QUESTION PRIORITAIRE
de
CONSTITUTIONNALITÉ
______________________

Audience publique du 8 janvier 2025

RENVOI PARTIEL DEVANT LE CONSEIL CONSTITUTIONNEL

Mme CHAMPALAUNE, président

Arrêt n° 90 FS-P

Pourvoi n° C 24-13.921

R É P U B L I Q U E F R A N Ç A I S E

_________________________

AU NOM DU PEUPLE FRANÇAIS
_________________________

ARRÊT DE LA COUR DE CASSATION, PREMIÈRE CHAMBRE CIVILE, DU 8 JANVIER 2025

Par mémoire spécial présenté le 10 octobre 2024, Mme [Z] [S] [V] [M] [V], domiciliée [Adresse 2] (Egypte), a formulé une question prioritaire de constitutionnalité à l’occasion du pourvoi n° C 24-13.921 qu’elle a formé contre l’arrêt rendu le 12 décembre 2023 par la cour d’appel de Paris (pôle 3, chambre 5), dans une instance l’opposant au procureur général près la cour d’appel de Paris, domicilié en son parquet général, [Adresse 1].

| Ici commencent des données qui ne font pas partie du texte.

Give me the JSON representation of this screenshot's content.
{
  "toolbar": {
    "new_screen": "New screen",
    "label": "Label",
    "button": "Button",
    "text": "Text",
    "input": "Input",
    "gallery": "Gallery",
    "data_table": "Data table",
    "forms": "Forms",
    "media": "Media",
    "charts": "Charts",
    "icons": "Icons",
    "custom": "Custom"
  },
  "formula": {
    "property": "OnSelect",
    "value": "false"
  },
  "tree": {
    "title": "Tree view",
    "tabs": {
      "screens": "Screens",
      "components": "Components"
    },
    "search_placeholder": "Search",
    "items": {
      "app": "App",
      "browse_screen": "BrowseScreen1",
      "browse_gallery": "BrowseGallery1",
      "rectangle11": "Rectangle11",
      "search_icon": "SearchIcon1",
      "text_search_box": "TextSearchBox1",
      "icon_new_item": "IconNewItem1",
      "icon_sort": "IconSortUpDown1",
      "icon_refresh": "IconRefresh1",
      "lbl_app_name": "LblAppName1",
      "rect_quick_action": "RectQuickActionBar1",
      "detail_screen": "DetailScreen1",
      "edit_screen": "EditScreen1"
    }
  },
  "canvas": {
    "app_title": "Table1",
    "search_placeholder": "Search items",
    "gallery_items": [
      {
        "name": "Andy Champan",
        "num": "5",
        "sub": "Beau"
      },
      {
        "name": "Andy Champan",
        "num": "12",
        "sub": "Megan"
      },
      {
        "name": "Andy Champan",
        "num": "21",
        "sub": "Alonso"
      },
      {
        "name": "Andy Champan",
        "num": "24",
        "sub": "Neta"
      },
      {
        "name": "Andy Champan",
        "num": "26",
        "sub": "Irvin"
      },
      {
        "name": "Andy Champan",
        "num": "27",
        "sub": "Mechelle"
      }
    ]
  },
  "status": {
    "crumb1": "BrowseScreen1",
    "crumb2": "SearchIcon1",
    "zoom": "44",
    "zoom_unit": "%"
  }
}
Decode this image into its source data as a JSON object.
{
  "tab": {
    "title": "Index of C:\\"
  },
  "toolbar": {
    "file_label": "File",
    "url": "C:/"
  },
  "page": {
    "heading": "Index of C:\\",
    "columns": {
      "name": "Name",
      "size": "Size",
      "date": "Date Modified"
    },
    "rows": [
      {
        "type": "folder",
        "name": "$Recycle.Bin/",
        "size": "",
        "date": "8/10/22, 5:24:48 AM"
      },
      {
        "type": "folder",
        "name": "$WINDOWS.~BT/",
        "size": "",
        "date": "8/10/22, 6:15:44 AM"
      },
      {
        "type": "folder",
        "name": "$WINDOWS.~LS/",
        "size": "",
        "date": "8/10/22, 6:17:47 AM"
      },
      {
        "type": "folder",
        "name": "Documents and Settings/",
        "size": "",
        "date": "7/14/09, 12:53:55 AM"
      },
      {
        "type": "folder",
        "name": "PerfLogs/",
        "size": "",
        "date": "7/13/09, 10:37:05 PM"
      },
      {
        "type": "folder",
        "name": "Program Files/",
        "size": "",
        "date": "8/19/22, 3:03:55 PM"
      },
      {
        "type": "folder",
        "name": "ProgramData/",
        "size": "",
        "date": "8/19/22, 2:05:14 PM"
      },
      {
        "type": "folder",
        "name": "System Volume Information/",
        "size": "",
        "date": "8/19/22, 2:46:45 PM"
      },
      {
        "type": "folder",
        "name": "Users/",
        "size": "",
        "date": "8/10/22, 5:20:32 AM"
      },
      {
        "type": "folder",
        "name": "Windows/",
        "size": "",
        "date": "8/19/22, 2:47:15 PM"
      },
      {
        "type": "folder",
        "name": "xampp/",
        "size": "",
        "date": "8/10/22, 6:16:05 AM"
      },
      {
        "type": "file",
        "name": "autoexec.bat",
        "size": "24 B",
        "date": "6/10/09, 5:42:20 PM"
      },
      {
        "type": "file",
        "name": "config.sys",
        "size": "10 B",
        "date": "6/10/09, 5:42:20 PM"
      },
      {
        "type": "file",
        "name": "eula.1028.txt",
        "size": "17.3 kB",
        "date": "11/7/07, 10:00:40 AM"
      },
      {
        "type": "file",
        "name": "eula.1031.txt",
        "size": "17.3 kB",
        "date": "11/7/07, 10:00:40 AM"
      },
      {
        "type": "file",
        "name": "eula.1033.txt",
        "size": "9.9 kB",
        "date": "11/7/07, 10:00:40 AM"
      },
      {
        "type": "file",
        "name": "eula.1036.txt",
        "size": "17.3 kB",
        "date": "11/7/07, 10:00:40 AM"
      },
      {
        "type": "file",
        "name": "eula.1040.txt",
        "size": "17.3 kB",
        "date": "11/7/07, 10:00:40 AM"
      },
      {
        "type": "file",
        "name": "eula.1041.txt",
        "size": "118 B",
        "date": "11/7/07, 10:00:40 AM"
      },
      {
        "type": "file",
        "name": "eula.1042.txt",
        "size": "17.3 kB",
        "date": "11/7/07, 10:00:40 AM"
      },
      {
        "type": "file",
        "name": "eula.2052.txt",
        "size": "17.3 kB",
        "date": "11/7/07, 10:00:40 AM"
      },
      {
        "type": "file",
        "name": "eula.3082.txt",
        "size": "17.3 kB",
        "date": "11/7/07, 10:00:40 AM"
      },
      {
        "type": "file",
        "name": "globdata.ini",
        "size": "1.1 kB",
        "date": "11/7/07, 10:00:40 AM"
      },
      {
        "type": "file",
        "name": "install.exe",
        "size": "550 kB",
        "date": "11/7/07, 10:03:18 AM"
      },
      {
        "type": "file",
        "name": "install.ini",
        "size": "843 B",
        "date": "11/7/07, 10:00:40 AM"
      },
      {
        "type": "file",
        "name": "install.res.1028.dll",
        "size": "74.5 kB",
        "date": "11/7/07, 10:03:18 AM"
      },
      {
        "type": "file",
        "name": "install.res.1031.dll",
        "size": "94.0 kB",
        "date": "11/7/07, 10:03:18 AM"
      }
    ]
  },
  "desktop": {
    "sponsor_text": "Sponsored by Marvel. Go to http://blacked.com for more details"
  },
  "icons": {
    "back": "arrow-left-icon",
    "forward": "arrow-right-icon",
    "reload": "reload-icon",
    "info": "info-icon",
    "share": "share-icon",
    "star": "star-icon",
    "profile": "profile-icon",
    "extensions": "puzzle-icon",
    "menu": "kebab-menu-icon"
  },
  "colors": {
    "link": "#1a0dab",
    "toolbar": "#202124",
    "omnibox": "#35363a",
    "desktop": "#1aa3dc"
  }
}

Le dossier a été communiqué au procureur général.

Sur le rapport de Mme Corneloup, conseiller, les observations de la SCP Foussard et Froger, avocat de Mme [Z] [S] [V] [M] [V], et l’avis de M. Salomon, avocat général, après débats en l’audience publique du 17 décembre 2024 où étaient présents Mme Champalaune, président, Mme Corneloup, conseiller rapporteur, Mme Guihal, conseiller doyen, MM. Bruyère, Ancel, Mmes Peyregne-Wable, Tréard, conseillers, Mme Robin-Raschel, conseiller référendaire, M. Salomon, avocat général, et Mme Vignes, greffier de chambre,

la première chambre civile de la Cour de cassation, composée, en application de l’article R. 431-5 du code de l’organisation judiciaire, des président et conseillers précités, après en avoir délibéré conformément à la loi, a rendu le présent arrêt.

Faits et procédure

1. Mme [Z] [S] [V] [M] [V], à qui un certificat de nationalité française a été refusé, a engagé une action déclaratoire de nationalité en soutenant être française par filiation maternelle, pour être née le 19 août 1987 à [Localité 3] (Egypte) de Mme [E] [S] [O], née le 8 octobre 1951 à [Localité 4] (Egypte), laquelle a été reconnue française par un jugement du tribunal de grande instance de Paris du 19 février 2015.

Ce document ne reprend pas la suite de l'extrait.